What are the Penalties if an Employer is not in Compliance?
The Labor Commissioner may order any of the following, if it finds an employer in violation of AB 1522 requirements: reinstatement, back pay, payment of sick days unlawfully withheld, plus payment of an administrative penalty. The administrative penalty may be the greater of three times the dollar value of the paid sick days withheld, or $250, to a maximum of $4,000.
If the employer fails to promptly comply with the above, the Labor Commissioner may take enforcement action, which could result in a penalty of up to $50 per day per employee whose rights are violated.

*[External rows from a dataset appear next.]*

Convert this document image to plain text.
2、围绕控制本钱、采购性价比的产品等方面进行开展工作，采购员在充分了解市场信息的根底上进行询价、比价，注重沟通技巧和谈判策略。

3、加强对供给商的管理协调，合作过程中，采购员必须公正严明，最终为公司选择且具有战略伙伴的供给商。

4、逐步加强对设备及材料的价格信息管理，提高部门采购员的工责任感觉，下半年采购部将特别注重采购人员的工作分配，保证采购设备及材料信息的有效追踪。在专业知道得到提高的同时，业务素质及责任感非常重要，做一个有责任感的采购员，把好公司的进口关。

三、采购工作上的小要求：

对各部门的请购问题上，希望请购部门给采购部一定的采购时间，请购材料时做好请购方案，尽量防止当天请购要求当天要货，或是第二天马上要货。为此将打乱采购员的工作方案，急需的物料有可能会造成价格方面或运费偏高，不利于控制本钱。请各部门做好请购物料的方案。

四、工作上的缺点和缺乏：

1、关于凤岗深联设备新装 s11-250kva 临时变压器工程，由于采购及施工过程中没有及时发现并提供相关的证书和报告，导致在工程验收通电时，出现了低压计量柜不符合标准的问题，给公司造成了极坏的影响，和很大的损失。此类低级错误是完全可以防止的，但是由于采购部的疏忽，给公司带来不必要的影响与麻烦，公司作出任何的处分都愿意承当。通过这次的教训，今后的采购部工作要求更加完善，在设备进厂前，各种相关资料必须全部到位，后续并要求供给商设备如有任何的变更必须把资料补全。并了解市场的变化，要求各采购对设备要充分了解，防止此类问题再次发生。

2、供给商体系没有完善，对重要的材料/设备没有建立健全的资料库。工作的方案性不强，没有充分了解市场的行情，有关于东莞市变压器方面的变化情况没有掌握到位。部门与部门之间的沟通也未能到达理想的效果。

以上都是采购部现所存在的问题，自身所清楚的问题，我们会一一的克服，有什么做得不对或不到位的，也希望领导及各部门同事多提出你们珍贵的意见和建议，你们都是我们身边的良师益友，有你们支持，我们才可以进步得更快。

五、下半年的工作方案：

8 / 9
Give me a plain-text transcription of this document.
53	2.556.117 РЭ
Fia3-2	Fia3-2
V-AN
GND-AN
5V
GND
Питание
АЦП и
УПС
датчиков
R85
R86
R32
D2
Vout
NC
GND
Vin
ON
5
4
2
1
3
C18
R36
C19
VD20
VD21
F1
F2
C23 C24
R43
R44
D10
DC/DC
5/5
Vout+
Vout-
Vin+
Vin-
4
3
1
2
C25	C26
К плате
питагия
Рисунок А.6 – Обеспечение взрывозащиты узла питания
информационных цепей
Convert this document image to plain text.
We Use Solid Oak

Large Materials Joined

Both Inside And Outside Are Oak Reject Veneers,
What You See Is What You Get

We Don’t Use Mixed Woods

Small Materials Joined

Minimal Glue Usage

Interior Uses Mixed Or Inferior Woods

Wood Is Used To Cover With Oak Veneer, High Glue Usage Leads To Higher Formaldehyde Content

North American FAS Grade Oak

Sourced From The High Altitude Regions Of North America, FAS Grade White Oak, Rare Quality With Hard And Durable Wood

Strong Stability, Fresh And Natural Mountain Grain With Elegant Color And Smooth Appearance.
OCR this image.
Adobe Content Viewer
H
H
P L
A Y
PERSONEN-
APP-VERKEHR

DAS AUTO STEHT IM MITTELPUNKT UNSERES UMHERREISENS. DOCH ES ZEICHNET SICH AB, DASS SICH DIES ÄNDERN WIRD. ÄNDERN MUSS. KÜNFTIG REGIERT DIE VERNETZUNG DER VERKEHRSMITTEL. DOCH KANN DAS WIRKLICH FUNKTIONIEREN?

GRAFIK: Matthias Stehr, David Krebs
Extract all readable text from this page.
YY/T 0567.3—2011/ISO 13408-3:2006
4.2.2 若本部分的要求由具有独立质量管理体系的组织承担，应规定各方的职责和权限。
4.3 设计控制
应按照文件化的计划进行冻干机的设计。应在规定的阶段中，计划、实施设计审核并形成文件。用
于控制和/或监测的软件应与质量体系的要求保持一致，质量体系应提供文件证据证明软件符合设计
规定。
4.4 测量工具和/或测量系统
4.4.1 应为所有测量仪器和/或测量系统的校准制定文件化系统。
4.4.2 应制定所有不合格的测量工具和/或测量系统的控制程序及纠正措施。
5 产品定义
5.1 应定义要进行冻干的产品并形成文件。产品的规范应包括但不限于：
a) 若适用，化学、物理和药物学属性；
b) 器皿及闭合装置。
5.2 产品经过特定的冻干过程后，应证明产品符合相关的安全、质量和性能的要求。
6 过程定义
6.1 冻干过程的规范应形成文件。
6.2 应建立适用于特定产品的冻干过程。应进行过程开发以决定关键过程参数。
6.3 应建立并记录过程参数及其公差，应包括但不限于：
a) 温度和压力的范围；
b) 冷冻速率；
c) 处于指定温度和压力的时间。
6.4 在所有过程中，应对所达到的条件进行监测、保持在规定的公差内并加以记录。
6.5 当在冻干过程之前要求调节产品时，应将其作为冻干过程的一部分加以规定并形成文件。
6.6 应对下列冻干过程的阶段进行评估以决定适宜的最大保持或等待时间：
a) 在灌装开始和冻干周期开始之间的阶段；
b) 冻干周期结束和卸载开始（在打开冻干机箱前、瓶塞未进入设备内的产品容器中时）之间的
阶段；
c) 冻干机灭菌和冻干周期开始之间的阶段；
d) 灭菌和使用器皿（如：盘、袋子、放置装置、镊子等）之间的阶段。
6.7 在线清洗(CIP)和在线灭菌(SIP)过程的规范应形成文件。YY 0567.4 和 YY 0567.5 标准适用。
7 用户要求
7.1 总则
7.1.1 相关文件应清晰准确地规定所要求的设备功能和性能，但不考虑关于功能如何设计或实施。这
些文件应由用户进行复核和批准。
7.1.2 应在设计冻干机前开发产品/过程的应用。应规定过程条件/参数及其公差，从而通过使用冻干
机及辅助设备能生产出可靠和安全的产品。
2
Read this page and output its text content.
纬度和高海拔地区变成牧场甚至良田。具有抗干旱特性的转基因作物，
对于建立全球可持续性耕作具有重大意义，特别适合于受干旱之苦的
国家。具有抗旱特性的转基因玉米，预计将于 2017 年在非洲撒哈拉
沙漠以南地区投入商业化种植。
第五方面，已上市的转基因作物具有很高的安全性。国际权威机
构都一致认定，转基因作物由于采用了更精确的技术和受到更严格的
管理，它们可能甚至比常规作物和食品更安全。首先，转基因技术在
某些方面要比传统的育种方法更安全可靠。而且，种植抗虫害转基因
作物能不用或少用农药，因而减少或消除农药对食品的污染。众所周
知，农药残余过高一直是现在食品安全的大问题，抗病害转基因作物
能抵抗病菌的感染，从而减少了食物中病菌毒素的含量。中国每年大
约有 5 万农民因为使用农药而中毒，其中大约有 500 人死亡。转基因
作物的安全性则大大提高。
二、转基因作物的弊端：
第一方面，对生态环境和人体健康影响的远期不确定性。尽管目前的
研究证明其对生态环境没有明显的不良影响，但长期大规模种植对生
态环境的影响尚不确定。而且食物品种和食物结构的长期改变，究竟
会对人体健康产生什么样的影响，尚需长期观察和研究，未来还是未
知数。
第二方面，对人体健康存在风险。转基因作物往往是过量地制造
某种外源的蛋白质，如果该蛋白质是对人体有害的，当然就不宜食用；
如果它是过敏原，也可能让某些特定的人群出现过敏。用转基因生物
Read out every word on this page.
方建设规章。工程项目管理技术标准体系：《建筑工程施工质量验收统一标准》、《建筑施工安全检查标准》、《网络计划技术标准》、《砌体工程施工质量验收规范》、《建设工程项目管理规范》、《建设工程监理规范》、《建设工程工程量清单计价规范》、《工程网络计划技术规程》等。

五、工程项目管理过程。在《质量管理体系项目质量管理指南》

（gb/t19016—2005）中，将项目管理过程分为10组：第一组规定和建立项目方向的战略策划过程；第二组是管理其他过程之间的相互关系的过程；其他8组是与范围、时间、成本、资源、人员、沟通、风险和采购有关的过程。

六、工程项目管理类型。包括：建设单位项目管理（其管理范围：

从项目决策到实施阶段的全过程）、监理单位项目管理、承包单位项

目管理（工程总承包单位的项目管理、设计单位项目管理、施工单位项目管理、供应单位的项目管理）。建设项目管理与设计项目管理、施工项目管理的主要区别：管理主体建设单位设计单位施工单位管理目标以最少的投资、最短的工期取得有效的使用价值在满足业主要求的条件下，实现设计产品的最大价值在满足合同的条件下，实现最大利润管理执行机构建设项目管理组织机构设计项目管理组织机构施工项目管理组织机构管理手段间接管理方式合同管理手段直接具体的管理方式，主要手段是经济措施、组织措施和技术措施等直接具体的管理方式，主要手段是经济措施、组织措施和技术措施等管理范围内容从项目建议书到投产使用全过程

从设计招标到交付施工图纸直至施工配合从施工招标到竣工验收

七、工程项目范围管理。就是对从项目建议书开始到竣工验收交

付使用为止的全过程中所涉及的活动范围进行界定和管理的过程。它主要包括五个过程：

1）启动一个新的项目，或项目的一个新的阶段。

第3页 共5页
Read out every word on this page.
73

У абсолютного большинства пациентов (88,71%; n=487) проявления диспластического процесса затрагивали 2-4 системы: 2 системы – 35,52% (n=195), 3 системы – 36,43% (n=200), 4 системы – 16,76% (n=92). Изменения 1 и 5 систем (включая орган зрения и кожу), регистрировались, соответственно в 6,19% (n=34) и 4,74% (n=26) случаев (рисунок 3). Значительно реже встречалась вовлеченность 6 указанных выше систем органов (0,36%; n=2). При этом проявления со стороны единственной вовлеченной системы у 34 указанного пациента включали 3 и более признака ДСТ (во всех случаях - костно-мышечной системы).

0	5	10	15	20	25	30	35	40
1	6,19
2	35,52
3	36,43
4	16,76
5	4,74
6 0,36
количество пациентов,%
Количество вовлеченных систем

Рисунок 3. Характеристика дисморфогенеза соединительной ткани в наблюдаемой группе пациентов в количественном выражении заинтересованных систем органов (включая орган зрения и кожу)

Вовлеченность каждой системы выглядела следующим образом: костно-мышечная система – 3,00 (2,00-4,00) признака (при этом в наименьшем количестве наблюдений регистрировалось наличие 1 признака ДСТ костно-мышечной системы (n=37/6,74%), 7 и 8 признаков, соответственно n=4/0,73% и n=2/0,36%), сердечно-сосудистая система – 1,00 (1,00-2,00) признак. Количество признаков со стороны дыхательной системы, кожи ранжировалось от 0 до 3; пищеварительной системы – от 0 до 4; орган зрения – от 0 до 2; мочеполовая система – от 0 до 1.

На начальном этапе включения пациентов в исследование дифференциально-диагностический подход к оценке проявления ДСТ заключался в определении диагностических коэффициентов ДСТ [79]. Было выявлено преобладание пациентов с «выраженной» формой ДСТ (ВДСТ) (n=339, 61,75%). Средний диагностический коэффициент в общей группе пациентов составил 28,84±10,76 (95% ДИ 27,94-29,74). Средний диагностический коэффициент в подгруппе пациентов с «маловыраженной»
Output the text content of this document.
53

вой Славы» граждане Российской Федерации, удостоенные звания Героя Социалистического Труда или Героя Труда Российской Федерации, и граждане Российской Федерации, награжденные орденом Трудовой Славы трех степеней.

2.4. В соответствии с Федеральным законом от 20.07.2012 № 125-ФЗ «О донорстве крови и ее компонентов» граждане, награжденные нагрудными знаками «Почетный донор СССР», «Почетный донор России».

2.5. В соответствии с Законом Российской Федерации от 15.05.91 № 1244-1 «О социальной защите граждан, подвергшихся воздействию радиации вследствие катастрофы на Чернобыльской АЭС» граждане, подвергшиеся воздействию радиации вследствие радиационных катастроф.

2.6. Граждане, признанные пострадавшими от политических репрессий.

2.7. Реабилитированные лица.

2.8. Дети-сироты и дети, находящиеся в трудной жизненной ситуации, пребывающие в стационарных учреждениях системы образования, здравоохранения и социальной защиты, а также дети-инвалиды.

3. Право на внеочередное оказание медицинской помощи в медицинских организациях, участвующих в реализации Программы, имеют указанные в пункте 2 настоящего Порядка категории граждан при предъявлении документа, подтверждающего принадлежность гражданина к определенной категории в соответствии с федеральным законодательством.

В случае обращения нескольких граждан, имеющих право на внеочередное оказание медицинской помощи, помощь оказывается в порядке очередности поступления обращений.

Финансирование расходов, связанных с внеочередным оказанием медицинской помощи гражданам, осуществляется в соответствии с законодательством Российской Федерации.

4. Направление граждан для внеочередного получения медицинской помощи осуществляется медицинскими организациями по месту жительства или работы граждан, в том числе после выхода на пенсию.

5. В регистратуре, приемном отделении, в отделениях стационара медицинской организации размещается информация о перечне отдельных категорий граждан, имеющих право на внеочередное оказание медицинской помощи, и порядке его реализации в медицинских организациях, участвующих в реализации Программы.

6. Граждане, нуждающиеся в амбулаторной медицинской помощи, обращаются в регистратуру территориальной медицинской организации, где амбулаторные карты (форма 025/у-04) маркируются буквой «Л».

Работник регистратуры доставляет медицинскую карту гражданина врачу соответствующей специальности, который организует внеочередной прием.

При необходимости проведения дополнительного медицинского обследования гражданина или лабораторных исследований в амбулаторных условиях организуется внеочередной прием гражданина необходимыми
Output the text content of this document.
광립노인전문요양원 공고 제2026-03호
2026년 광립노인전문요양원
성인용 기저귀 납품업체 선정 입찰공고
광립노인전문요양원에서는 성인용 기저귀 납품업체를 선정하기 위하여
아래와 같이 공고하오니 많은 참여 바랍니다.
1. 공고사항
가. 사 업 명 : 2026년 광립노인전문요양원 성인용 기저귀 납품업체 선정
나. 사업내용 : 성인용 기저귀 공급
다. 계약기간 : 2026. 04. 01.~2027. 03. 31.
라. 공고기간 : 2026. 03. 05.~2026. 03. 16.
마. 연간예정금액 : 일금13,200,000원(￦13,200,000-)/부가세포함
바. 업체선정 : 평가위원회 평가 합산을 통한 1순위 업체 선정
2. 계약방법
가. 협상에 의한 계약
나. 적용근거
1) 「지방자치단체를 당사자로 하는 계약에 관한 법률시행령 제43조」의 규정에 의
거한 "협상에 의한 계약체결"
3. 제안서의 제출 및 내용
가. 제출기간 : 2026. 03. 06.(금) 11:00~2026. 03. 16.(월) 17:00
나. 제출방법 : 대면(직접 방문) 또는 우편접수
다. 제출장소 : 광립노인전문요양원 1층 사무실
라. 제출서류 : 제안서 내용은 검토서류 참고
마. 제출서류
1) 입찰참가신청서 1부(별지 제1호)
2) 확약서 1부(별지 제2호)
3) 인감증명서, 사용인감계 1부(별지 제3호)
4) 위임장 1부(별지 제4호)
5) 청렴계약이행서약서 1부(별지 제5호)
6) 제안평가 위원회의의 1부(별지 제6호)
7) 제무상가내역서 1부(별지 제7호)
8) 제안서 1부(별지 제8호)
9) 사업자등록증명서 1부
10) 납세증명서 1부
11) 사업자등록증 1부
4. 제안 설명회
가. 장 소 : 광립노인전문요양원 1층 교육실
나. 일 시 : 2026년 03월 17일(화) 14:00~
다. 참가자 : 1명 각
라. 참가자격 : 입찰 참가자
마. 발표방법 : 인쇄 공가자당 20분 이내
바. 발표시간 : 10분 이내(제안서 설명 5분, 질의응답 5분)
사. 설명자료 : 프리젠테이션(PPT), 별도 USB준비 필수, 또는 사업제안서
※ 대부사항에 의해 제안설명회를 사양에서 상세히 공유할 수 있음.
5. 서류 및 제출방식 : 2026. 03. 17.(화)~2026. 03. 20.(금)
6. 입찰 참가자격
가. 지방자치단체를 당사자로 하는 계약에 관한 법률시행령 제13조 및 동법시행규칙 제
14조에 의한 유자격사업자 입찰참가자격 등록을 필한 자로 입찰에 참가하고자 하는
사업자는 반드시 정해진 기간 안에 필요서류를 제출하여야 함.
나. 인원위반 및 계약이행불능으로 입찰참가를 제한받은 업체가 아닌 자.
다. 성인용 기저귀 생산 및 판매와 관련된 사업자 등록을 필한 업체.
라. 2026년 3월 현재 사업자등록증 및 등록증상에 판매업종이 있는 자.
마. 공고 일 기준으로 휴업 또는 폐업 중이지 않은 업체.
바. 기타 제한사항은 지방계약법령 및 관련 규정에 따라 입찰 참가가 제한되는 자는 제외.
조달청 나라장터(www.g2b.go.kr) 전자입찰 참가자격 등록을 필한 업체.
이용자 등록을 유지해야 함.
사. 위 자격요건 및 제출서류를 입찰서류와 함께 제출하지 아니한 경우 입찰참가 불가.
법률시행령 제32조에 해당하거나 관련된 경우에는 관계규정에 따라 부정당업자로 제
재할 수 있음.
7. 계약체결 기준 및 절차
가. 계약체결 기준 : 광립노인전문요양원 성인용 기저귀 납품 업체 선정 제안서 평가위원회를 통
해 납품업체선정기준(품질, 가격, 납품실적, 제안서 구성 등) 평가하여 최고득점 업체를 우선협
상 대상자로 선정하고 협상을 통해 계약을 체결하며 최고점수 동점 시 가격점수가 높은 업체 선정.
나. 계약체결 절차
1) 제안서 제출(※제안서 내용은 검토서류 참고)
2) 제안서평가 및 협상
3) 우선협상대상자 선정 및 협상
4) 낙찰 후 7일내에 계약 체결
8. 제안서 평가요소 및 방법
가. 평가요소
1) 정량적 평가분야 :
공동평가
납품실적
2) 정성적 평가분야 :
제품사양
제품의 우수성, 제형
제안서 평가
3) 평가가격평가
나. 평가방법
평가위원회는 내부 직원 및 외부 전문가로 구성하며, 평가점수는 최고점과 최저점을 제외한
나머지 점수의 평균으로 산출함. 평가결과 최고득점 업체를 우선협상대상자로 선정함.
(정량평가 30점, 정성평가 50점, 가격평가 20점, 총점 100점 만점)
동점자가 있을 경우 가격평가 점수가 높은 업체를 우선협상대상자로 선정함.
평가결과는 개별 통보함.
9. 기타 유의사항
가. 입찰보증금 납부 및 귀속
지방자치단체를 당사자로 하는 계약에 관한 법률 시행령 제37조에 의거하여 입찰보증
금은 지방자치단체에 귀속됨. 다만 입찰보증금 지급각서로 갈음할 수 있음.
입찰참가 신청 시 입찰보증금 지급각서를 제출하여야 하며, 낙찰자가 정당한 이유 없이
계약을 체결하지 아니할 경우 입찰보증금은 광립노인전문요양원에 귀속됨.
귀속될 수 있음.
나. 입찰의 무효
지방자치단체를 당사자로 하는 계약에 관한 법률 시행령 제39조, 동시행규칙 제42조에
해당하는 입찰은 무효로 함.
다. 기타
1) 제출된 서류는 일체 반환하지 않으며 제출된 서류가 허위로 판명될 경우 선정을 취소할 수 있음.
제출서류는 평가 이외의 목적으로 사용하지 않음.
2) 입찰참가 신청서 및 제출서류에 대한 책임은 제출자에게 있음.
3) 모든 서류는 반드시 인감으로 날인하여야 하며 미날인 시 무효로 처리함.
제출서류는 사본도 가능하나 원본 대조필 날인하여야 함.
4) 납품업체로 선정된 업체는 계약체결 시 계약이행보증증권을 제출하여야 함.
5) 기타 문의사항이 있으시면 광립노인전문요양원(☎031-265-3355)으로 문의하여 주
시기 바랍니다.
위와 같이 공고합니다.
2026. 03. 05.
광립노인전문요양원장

Employees may not file lawsuits against employers for allegedly violating the new paid sick leave provisions. However, the Labor Commissioner or the Attorney General may file a civil action in court against the employer and, if they prevail, are entitled –“on behalf of the aggrieved” employee, to all the remedies listed above (i.e., reinstatement, back pay, payment of sick days unlawfully withheld, $50 per day per employee) plus reasonable attorneys’ fees and costs.
AB 1522 does include some language that protects employers: An employer shall not be assessed any penalty or liquidated damages “due to an isolated and unintentional payroll error or written notice error that is clerical or an inadvertent mistake regarding the accrual or available use of paid sick leave.”
Employers must not retaliate against employees who use paid sick time, or file complaints with the Labor Commissioner claiming the employer violated their rights.
AB 1522 establishes “minimum” requirements and does not preempt or limit other applicable laws that provide greater accrual of paid sick days, so some California employers might have to have multiple paid sick leave policies to comply with all applicable laws. (e.g. in San Diego and San Francisco).